What’s interestings about Lys from the books, and House of the Dragon’s subsequent deviation from it, is that the city is said to be the most “Valyrian” of all the Free Cities. The Lyseni people are said to resemble Valyrians, having the same blond hair and lilac eyes that House Targaryen is known for. Of course, in House of the Dragon, Mysaria has dark hair and does not have a similar appearance to any Targaryen we know.

It’s possible that House of the Dragon’s Mysaria is not “ethnically” Lyseni but rather Lyseni in the sense that she was a resident of a pillow house in Lys. It’s also possible that House of the Dragon has just decided to not worry about the appearance of Free City residents so long as they appear sufficiently different from the main characters. 
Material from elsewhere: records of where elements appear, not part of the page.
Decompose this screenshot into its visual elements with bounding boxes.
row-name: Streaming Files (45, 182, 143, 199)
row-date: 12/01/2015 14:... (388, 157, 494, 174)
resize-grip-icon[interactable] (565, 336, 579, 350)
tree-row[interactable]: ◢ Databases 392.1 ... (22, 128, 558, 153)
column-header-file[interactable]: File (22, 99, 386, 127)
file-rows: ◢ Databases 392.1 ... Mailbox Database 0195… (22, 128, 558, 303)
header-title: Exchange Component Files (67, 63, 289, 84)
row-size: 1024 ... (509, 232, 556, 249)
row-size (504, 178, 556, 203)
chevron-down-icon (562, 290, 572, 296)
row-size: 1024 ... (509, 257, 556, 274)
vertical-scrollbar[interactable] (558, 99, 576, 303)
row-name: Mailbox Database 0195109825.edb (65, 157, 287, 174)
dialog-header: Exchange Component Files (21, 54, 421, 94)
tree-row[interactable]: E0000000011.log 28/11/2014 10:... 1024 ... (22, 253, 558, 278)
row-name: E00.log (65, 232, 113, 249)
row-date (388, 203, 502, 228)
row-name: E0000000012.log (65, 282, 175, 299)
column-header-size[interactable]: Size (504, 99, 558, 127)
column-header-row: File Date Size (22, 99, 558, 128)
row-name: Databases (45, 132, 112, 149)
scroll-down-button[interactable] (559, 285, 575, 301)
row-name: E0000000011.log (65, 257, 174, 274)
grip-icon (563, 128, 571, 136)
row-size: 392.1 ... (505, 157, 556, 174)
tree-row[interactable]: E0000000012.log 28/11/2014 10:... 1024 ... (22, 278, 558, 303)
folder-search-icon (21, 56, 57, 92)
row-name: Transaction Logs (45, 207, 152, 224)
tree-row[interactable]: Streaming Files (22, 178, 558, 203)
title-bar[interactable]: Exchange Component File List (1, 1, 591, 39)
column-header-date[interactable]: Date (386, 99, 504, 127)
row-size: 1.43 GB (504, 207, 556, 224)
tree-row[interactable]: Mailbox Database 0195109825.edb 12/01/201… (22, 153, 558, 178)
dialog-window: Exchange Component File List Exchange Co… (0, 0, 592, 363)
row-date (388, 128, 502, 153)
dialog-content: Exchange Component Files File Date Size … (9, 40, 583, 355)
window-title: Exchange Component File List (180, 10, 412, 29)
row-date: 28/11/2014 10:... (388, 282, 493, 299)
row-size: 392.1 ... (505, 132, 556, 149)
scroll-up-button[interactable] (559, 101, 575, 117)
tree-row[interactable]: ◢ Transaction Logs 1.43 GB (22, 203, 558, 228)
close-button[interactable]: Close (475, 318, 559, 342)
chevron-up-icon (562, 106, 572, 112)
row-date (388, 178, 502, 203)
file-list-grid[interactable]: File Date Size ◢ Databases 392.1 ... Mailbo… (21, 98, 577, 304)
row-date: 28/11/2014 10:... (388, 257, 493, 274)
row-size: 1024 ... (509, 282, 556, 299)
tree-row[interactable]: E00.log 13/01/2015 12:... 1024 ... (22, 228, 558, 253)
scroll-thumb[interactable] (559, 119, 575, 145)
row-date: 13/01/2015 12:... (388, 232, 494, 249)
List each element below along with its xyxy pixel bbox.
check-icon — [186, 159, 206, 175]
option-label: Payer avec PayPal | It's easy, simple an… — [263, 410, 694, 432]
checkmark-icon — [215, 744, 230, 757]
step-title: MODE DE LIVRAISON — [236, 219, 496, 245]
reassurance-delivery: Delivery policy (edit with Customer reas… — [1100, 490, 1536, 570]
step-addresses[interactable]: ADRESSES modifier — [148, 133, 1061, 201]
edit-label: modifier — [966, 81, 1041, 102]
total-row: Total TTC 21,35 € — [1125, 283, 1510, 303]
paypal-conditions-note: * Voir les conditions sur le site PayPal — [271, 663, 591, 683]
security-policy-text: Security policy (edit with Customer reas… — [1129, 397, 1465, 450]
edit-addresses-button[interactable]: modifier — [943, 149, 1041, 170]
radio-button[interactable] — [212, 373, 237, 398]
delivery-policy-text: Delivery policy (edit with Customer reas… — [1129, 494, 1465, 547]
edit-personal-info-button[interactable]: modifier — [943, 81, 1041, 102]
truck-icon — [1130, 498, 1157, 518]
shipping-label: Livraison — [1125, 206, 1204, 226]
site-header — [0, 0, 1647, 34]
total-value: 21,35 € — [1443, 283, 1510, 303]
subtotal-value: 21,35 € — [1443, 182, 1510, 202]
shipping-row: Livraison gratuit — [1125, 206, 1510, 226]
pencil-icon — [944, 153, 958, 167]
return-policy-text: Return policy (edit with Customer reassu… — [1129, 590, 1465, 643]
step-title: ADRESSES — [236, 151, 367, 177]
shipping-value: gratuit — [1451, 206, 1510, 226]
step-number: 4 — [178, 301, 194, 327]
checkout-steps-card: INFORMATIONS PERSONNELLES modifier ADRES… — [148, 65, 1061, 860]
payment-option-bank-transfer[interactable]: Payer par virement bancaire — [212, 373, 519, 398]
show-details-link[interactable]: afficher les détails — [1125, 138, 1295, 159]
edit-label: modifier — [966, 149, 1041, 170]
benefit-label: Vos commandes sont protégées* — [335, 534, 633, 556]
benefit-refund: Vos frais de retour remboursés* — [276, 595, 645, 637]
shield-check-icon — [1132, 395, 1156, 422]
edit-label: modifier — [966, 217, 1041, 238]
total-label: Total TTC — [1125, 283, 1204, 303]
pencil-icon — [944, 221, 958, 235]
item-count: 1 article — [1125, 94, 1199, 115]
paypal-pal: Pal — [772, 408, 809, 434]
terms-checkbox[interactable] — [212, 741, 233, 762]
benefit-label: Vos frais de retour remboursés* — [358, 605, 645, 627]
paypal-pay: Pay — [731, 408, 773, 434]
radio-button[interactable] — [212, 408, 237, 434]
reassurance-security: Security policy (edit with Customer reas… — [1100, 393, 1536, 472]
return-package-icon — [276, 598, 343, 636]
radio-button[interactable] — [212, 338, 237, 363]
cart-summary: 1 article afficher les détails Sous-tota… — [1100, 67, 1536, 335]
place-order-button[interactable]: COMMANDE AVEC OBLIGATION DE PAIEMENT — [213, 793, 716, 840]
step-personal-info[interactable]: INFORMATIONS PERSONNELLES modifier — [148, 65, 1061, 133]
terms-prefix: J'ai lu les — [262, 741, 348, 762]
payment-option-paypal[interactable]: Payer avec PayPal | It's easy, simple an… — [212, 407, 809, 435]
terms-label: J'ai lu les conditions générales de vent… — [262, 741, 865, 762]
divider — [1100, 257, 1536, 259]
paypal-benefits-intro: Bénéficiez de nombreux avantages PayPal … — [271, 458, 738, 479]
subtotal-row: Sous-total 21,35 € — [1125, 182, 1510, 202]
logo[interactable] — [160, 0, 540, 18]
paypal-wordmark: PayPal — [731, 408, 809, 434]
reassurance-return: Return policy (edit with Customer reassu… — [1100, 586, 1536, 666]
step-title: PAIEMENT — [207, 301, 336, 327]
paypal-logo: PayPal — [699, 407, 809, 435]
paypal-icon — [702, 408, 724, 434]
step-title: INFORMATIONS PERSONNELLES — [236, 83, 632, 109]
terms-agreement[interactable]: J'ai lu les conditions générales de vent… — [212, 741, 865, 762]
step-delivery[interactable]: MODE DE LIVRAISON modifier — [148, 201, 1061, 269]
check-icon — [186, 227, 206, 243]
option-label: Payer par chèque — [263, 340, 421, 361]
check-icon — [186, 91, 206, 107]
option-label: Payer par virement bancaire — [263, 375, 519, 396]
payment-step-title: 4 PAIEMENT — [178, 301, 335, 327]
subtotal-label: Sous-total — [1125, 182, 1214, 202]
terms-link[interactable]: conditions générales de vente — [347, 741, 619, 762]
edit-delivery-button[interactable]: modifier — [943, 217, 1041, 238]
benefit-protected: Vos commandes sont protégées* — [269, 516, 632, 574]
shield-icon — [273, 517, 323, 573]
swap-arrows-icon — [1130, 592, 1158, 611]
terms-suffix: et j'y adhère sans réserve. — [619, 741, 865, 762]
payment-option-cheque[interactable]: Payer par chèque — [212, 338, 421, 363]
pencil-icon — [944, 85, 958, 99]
Why is Mysaria The White Worm?

In George R.R. Martin’s continuity, Mysaria is known to her enemies as “Lady Misery, the White Worm.” The white worm aspect seems to derive from her extremely pale, milky Valyrian skin. Since Mysaria’s appearance has changed a bit for the TV show, the “White Worm” designation is probably just an unassuming code name on Otto Hightower’s part. Or it could refer to her penchant for wearing white robes.

In any case, Lady Mysaria is set to play a fairly major role in the wars to come. As evidenced by her time working for Otto, she is very adapt in the arts of espionage and sabotage. With Otto now fired and off the board, someone else will have to step forward and put Mysaria’s talents to good use.